Por su rareza, los diamantes con color también han sido muy codiciados a lo largo de la historia. Pero ninguno como el Florentino, una fabulosa piedra amarilla, también de origen indio. Su historia está, asimismo, trufada de leyendas, como, por ejemplo, que perteneció a Carlos, el duque-guerrero de Borgoña (1433-1477), que la habría perdido durante una batalla, donde la lucía como amuleto.
Sin embargo, sus orígenes europeos se remontan a la presencia portuguesa en Goa. De allí, el diamante viajó a Europa, donde Fernando de Medici lo adquirió a través de los jesuitas de Roma. Su presencia en la corte florentina fue confirmada por Jean-Baptiste Tavernier en 1657. El marchante lo dibujó, destacando que, con 137 quilates, era el diamante más grande de Europa.
En 1743 el Florentino pasó a ser propiedad de la emperatriz María Teresa de Austria a través de su esposo, Francisco I, emperador del Sacro Imperio Germánico y gran duque de Toscana. La piedra formaba parte del tesoro real, pero, tras la Primera Guerra Mundial y el colapso del Imperio, los Habsburgo la llevaron al exilio en Suiza. Ahí se perdió su pista, lo que lo convirtió en emblema de una subcategoría dentro de los grandes diamantes: la de los grandes diamantes perdidos.
Perdido estuvo durante décadas el Jacob, otro diamante con color que, pese a su origen sudafricano, acabó formando parte del tesoro de los nizams de Hyderabad, en la India. Los nizams, emblema de la aristocracia musulmana y cuyos ancestros habían servido a los mogoles, también tenían una pasión desmedida por las joyas.
El Jacob era un diamante azul, de 184 quilates, que llegó a la corte en 1891, a través del marchante Alexander Malcolm Jacob. Su compra provocó un conflicto con el sexto nizam, Mahbub Ali Khan, que quiso retractarse de la misma. El caso casi acabó en los tribunales, y Ali Khan no tuvo más remedio que cerrar el trato.
Pero sintió aversión por el diamante, y para no verlo, lo metió en una zapatilla, o –según la fuente consultada– un calcetín. Allí lo encontró su hijo, Mir Osman Ali Khan, después de la muerte de su progenitor, en 1911. Hoy el Jacob forma parte de la que se considera la colección de joyería más importante del mundo: la de los nizams de Hyderabad, que el gobierno indio adquirió en 1995.

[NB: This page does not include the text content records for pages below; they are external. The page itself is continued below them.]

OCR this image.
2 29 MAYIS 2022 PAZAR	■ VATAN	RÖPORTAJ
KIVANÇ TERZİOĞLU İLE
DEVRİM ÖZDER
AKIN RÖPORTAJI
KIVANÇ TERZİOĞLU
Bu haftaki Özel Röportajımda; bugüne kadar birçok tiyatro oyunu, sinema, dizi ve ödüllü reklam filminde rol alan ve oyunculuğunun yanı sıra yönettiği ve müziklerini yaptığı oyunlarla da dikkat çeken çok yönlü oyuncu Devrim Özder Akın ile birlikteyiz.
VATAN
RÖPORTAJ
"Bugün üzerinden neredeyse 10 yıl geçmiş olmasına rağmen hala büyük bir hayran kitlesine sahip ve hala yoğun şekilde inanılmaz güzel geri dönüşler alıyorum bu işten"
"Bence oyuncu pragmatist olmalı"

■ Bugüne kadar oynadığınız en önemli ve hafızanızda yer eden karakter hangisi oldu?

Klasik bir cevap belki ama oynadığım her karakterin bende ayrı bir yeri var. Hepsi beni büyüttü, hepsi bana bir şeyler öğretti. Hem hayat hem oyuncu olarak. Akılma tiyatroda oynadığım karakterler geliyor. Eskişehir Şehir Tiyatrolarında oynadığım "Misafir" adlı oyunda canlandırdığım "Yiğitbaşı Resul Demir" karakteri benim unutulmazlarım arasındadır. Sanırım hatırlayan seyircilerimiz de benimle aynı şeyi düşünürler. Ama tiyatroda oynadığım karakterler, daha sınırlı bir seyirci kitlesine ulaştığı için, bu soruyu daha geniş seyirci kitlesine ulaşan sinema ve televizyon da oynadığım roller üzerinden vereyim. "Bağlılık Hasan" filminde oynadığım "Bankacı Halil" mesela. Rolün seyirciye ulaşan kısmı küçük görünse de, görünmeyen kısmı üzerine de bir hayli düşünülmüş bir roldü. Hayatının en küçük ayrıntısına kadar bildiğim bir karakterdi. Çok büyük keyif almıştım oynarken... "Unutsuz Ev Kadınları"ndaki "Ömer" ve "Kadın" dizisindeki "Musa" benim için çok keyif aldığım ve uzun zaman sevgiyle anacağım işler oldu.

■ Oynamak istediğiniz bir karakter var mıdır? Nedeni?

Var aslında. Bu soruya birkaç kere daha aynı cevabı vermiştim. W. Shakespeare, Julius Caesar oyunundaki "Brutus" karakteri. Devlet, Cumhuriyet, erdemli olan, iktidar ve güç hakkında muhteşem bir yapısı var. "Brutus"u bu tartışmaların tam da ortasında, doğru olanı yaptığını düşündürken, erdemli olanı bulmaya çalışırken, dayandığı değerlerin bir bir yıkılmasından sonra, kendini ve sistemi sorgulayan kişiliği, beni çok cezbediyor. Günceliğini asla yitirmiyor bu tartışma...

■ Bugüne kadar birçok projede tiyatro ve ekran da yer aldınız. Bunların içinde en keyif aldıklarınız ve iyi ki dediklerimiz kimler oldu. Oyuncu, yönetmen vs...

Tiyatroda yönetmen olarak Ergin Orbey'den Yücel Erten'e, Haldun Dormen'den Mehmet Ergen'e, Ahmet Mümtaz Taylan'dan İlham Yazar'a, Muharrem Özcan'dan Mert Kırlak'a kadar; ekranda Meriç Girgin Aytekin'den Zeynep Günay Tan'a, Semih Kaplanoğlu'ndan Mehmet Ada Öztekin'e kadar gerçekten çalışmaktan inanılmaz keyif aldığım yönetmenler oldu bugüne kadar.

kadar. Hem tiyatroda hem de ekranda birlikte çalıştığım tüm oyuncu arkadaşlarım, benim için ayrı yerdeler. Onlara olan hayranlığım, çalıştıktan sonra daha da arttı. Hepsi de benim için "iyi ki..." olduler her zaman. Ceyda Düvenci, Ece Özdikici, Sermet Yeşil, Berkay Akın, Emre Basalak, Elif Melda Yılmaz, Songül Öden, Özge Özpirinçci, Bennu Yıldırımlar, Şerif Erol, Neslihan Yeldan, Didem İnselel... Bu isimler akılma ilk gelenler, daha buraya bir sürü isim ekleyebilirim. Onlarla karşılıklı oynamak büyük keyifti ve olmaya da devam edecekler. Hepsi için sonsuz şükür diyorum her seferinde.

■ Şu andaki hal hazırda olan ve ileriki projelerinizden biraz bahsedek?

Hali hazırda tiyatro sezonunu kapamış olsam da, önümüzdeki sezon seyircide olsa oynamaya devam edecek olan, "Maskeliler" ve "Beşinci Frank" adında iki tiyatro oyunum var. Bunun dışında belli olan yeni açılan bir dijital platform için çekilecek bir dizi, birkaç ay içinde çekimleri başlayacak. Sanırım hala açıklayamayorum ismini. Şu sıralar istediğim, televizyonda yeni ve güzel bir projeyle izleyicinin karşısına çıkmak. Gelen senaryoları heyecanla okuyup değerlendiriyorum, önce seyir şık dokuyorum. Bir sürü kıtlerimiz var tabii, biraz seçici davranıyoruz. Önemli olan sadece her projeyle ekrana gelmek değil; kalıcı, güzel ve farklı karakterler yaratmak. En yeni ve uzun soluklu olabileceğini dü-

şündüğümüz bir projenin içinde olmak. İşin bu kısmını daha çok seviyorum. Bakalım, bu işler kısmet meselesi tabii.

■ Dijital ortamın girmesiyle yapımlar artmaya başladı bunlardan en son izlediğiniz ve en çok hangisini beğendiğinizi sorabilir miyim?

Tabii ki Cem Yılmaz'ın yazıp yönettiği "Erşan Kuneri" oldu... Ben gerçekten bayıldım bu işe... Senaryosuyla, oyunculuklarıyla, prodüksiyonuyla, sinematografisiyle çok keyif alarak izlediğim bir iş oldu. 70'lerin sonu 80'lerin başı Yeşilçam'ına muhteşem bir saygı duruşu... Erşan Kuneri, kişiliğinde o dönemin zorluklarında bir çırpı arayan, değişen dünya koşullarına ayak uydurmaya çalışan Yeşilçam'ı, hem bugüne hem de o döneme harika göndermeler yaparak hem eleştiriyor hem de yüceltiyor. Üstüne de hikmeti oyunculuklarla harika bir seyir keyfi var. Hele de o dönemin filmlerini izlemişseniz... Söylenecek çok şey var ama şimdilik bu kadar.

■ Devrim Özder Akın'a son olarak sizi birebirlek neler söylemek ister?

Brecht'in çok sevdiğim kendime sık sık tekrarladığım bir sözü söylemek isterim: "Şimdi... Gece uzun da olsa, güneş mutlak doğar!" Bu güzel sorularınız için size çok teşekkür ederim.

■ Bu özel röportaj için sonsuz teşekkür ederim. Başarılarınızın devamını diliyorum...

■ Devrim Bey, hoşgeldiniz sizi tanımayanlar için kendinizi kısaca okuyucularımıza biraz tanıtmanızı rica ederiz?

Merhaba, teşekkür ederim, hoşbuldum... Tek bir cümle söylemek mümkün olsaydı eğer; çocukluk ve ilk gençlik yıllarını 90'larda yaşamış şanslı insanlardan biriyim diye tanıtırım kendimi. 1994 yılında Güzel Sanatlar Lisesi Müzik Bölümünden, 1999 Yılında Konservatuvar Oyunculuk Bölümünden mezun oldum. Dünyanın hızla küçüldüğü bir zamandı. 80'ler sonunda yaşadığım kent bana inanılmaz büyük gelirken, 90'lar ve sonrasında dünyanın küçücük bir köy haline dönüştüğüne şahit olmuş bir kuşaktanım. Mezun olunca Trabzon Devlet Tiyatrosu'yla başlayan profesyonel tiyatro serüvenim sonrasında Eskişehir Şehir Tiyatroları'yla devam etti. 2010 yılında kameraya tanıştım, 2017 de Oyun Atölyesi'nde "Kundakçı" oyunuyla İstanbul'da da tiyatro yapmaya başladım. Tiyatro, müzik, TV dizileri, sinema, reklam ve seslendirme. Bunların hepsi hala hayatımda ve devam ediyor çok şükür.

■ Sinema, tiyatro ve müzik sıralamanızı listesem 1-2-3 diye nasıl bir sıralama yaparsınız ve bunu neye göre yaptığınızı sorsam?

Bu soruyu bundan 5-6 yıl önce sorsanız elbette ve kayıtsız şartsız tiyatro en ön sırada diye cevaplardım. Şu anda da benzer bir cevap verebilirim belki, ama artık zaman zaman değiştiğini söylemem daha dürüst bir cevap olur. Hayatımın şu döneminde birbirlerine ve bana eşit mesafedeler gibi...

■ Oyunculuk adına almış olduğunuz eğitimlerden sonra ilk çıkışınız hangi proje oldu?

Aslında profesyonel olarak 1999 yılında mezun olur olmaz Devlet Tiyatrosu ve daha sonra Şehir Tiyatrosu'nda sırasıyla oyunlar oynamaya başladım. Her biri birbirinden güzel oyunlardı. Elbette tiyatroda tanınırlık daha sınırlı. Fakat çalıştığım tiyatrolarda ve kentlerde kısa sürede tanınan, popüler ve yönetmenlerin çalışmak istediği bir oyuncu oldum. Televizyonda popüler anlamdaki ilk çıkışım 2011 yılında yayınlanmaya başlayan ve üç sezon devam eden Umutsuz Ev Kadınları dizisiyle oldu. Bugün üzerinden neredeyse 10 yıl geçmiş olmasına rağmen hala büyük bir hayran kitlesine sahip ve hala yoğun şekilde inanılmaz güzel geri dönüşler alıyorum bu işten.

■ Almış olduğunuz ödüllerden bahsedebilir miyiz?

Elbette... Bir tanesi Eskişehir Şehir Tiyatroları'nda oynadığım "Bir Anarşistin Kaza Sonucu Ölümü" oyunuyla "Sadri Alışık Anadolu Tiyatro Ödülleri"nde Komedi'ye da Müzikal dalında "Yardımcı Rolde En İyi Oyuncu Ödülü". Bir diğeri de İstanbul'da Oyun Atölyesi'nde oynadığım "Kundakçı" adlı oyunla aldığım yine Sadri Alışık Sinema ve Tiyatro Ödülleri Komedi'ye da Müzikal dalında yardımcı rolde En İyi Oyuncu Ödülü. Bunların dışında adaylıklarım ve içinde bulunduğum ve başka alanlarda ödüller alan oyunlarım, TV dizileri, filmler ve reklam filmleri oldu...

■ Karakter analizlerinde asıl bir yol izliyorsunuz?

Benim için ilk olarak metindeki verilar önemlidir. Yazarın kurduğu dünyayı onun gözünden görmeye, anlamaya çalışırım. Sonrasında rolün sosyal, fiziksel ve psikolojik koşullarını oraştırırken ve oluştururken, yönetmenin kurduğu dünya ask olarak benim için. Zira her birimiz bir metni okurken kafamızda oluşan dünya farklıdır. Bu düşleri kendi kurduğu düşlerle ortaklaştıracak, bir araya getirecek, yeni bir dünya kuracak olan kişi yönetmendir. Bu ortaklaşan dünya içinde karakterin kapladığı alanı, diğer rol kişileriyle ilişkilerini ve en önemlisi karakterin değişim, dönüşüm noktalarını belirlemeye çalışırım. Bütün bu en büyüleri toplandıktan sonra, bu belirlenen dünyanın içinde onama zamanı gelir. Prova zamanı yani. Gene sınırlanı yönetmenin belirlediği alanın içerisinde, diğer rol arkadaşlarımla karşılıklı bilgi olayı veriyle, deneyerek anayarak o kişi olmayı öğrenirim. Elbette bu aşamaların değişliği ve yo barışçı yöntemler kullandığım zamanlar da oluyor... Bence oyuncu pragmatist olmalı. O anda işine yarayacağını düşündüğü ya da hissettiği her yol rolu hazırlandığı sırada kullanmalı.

Los diamantes siempre han estado vinculados a la aristocracia. Por ello, tiene sentido que las divas de Hollywood, las reinas del siglo XX, también los atesoraran. Entre ellas, destaca Elizabeth Taylor, dueña del Taylor-Burton, un gran diamante con forma de lágrima, encontrado en la riquísima mina Cullinan de Sudáfrica, en 1966.
De 69,42 quilates, fue un regalo de su marido, Richard Burton. Taylor lució la joya como solo podía hacerlo ella, aunque la vendió tras divorciarse de Burton por segunda vez. Parte del dinero se destinó a construir un hospital en Botsuana.